Katerstimmung bei der Labour Party. Abgeordnete und fast alle Minister Tony Blairs hatten auf John Kerry gehofft. Der Premier allerdings wird auch diesem Wahlausgang etwas abgewinnen können. Bei Bush weiß Blair immerhin, woran er ist, im Guten wie im Schlechten. Er ist dem Texaner, obwohl dessen Fehler ihn gelegentlich verzweifeln ließen, in der gemeinsamen Entscheidung zum Irak-Krieg loyal verbunden. Der Wahlsieg des Kriegspartners scheint nun die These zu widerlegen, dass zornige westliche Wähler die Irak-Krieger einen nach dem anderen zum Teufel schicken wegen deren Legendenbildung um Saddams Massenvernichtungswaffen und angesichts des aktuellen Desasters im Irak. Dies ist an Bushs Sieg besonders tröstlich für Blair.

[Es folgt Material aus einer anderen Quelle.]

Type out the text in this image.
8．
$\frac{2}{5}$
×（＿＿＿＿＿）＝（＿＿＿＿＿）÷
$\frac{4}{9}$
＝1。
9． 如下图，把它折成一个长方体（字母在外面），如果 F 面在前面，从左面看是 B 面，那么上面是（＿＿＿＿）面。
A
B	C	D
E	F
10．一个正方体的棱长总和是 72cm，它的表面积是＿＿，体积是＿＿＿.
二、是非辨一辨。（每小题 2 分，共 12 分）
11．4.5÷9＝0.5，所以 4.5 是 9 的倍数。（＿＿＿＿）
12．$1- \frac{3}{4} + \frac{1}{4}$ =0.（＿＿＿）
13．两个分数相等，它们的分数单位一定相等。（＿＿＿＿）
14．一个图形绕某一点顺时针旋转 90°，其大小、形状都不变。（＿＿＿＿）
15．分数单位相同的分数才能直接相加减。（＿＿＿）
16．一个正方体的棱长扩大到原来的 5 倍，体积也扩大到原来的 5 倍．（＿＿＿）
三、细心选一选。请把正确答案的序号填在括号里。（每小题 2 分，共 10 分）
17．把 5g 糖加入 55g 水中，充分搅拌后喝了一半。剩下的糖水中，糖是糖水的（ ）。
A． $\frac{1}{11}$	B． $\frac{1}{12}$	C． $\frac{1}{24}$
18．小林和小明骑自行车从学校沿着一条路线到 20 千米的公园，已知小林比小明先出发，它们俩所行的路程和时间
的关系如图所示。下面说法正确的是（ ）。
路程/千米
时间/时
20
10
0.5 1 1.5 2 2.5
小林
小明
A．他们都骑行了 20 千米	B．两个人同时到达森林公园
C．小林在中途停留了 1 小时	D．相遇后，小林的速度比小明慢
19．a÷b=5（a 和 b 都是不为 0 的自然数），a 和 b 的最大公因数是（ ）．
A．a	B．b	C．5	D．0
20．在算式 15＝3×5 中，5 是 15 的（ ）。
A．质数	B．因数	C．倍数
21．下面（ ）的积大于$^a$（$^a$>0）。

London erhofft von der zweiten Bush-Regierung aber auch eine weniger ruppige, überlegtere Gangart. Mehr Powell, weniger Rumsfeld. Vor allem den Verzicht auf die verhängnisvolle Megafondiplomatie, die das transatlantische Verhältnis vergiftete.

"Bush hat aus den Fehlern gelernt", heißt es daher voll Hoffnung in der Umgebung des Premiers. Der Präsident habe erkannt, dass eine Supermacht besser fährt, wenn ihre Aktionen internationale Legitimität besitzen. Und man zitiert die Lehren der Vergangenheit: Im Amt bestätigt, seien Amerikas Präsidenten meistens in die Mitte gerückt.

Innenpolitisch ist George W. Bush für Tony Blair allerdings ein Risiko. Denn der US-Präsident bleibt eine Reizfigur, trotz des ihm von Blair unterstellten "Lernprozesses". Und damit wird er fortan dem Premier das Leben schwer machen, im Umgang mit Partei und den Wählern.